Konversationen im Herrenhof: Olga Schnitzlers Talkshow mit Joseph Roth

Olga Schnitzler: Elisabeth-Joe Harriet. Joseph Roth: Ralph Sami. Idee, Buch, Regie: Elisabeth-Joe Harriet

Heiter plaudernd marschiert das Paar in das (imaginierte) Café im Herrenhof ein: Olga Schnitzler im Midikostüm der Epoche, Joseph Roth im dunklen Anzug mit Fliege. Sie wundert sich über sein elegantes Auftreten, er darauf: „Wenn ich schon Urlaub aus der anderen Welt und wieder einen Körper habe, muss ich das ausnützen.“ Danach, ganz perfekte Gastgeberin. bietet ihm Olga Wasser an. Roth enttäuscht: „Nur Wasser? Sonst nix?“ Natürlich ist auch Wein da, er fragt nach dem Korkenzieher. Wird nicht mehr gebraucht – Drehverschluss. Staunen über die fremde neue Zeit. Solche Spielchen zwischen den Zeiten liebt Olga und spielt sie mit allen ihren Gesprächspartnern (Karl Kraus, Hofmannsthal, Berta Zuckerkandl). Nach diesem heiteren Geplänkel möchte sie mit seiner Geburtsstadt Brody beginnen, was er nicht so gerne hat. Brody wäre doch nur eine unbedeutende Provinzstadt gewesen. Da hält ihm Olga, die immer eifrig recherchierende, seinen eigenen Text über Brody unter die Nase: „Er lese ihn bitte vor“. Und während nun Joseph Roth liest, klappern draußen die Fiaker vorbei. Im Kopf der Zuhörer verschmilzt die Gegenwart zur aktuell sich abspielenden Vergangenheit, die Vergangenheit Joseph Roths: Die zerbrechliche Beziehung zu seiner Mutter, der nicht existierende Vater, der durch das Idealbild des Kaisers ersetzt wurde. sein Aufstieg zum gutverdienenden Journalisten und Romancier („Hiob“ war ein Riesenerfolg, tolle Verkaufszahlen). Roth: „Ja, ich habe mein Leben schön fabuliert!“ Doch früh schon die Erkenntnis, dieser Hitler ist eine große Bedrohung.
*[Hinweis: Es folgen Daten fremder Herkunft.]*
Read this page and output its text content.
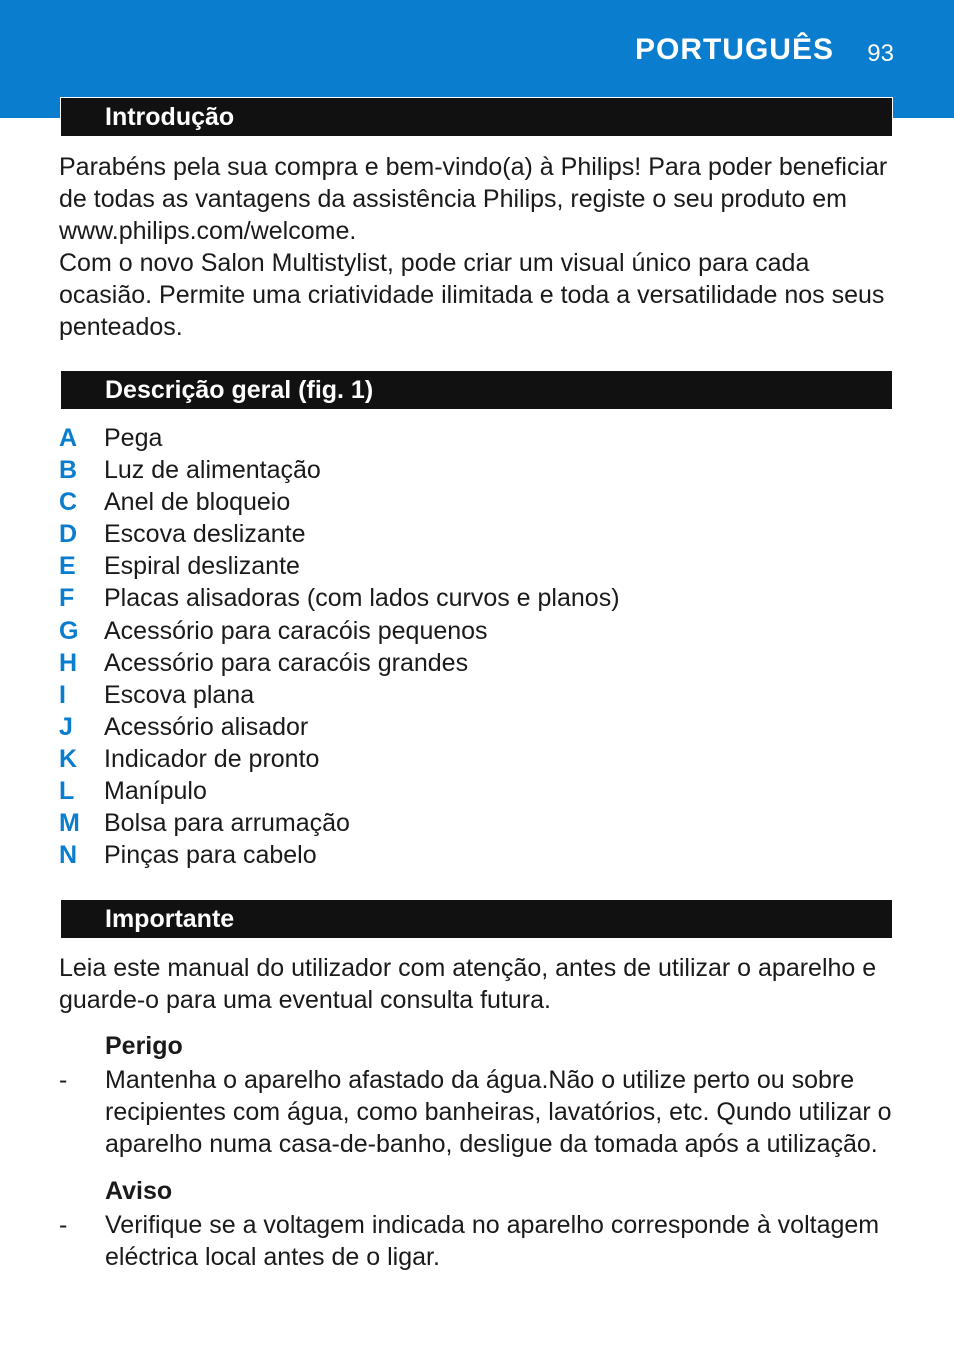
PORTUGUÊS 93
Introdução

Parabéns pela sua compra e bem-vindo(a) à Philips! Para poder beneficiar de todas as vantagens da assistência Philips, registe o seu produto em www.philips.com/welcome.

Com o novo Salon Multistylist, pode criar um visual único para cada ocasião. Permite uma criatividade ilimitada e toda a versatilidade nos seus penteados.

Descrição geral (fig. 1)
A Pega
B Luz de alimentação
C Anel de bloqueio
D Escova deslizante
E Espiral deslizante
F Placas alisadoras (com lados curvos e planos)
G Acessório para caracóis pequenos
H Acessório para caracóis grandes
I Escova plana
J Acessório alisador
K Indicador de pronto
L Manípulo
M Bolsa para arrumação
N Pinças para cabelo
Importante

Leia este manual do utilizador com atenção, antes de utilizar o aparelho e guarde-o para uma eventual consulta futura.

Perigo

- Mantenha o aparelho afastado da água.Não o utilize perto ou sobre recipientes com água, como banheiras, lavatórios, etc. Qundo utilizar o aparelho numa casa-de-banho, desligue da tomada após a utilização.

Aviso

- Verifique se a voltagem indicada no aparelho corresponde à voltagem eléctrica local antes de o ligar.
Seine Liebe zu seiner jungen und schönen Frau Friederike, seine Selbstvorwürfe, sie in der Krankheit im Stich gelassen zu haben. Immer wieder Warnungen vor Hitler, dem Kriegstreiber,und schließlich 1933 seine Abreise ins Exil nach Paris. Dort endet die „Konversation“, Olga Schnitzler wollte keinen vom Alkohol zerstörten Schriftsteller dem Publikum zeigen, sondern das feinfühlige Sprachgenie, das so vieles mehr als alle anderen Zeitgenossen sah, verstand und in seinen Werken poetisch, dokumentarisch und journalistisch verarbeitete.